Her father’s account of his own five years in prison, she writes, was “offhand.”
Law-Yone writes over-long accounts of her father’s messy eating habits, of the family cook, who would “flounder about the kitchen, managing in his agitation to grab neither his head nor his arse, as the saying went,” and, in detail, how her schoolmates wiped their noses. But there is a moving chapter in which she describes how in 1965, when she was eighteen, she met for twenty minutes at a concert her American first husband-to-be, Sterling Seagrave, the son of the famous “Burma surgeon” and missionary Gordon Seagrave. She describes their long epistolary romance, her attempt to escape from Burma to meet him, her arrest by the secret police who were suspicious of her reasons for leaving the country, her brief but painful jailing, and the couple’s eventual reunion. (Later in the book she barely mentions that they divorced and he kept their children, and that she became engaged again and finally married her present British husband.)

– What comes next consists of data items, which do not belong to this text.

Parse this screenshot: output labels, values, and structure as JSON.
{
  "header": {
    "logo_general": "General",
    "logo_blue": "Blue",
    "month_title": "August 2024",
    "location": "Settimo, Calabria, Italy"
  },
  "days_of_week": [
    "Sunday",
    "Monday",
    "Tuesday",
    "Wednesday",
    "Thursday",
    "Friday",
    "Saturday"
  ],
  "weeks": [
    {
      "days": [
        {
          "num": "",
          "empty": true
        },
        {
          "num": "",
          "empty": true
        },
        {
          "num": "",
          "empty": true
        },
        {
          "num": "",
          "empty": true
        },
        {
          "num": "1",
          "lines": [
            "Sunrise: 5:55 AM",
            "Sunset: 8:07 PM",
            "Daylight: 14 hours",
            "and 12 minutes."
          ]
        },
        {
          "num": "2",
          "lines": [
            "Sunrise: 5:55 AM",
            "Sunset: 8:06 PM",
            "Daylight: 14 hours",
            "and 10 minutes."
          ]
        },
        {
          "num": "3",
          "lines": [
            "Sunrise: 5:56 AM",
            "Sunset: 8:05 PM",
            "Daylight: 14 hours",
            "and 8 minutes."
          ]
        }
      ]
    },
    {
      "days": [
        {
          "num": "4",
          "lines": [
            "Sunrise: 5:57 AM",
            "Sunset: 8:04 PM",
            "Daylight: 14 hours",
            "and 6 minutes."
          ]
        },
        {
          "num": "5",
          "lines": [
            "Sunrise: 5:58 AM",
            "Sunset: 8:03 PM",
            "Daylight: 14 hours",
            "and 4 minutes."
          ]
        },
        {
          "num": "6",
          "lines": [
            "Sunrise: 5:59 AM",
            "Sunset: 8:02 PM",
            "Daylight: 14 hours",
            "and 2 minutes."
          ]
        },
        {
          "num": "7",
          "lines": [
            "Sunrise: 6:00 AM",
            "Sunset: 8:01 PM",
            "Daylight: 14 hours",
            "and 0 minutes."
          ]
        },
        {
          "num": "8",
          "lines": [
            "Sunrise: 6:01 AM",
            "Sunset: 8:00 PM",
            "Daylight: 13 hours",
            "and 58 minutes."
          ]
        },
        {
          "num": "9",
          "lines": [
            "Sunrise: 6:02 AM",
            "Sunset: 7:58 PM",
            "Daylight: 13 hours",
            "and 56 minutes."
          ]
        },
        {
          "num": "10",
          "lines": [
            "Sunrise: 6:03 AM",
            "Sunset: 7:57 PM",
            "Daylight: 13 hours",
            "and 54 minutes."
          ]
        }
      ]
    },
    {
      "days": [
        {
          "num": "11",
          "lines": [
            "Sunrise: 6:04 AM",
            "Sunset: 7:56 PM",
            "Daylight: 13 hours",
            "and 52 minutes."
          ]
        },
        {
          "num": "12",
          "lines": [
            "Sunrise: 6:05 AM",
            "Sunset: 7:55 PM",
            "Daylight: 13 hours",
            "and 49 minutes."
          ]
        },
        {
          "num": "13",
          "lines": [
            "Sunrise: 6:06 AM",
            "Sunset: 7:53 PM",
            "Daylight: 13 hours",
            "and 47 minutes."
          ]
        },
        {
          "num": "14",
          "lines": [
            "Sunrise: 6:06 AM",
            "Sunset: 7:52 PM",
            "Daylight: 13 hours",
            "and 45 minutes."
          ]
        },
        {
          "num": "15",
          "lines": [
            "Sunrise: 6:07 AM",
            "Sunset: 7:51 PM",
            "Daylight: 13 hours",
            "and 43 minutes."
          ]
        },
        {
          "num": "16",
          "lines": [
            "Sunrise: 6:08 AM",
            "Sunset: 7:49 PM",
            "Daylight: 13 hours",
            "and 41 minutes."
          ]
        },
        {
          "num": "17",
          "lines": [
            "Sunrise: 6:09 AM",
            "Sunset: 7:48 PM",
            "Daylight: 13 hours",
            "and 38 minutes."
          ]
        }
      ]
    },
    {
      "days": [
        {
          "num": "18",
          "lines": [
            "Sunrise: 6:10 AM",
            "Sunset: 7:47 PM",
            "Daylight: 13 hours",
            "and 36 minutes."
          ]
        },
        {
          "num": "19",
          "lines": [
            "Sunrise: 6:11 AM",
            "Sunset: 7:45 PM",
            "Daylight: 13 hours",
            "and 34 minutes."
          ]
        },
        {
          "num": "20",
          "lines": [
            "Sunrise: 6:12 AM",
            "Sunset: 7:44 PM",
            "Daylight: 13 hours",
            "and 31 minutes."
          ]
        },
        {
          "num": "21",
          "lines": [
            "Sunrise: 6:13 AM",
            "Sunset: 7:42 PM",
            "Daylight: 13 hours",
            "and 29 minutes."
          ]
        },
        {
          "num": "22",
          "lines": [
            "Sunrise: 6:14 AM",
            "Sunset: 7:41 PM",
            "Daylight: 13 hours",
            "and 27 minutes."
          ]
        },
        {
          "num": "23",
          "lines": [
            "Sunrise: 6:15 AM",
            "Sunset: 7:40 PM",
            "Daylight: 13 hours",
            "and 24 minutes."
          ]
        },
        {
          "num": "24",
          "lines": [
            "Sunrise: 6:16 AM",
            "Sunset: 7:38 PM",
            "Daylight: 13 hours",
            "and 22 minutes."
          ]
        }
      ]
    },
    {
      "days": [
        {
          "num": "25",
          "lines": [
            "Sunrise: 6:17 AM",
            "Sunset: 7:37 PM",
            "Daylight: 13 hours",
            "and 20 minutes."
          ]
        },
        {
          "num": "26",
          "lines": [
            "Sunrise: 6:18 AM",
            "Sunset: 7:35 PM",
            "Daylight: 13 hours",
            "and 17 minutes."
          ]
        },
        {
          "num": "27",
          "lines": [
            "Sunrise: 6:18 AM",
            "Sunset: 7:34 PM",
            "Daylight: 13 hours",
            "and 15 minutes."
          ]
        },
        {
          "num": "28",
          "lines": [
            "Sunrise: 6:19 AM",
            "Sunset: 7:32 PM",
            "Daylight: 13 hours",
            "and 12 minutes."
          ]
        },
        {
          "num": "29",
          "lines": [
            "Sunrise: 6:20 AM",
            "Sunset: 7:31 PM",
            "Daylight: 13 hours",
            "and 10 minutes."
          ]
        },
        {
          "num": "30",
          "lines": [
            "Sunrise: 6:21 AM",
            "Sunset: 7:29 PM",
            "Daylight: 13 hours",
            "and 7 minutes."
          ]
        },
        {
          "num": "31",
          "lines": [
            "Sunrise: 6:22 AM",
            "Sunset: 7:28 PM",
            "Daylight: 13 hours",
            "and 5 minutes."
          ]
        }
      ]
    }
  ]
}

Law-Yone, too, sees Burmese politics—occasional assassinations, detentions, even rebellions—largely in familial terms. I’m sure she knows they were far bigger than that, as she shows by returning repeatedly to the courage of her father and Burmans like him, who sacrificed themselves for liberty and clean government. In Burma, she appears to have learned from her heroic father, dissidents cloaked their rage, fear, and—ultimately—helplessness with mordant laughter. During their life in Rangoon, that was apparently the only way to survive.
Golden Parasol: A Daughter’s Memoir of Burma by Wendy Law-Yone is published in the UK by Chatto and Windus.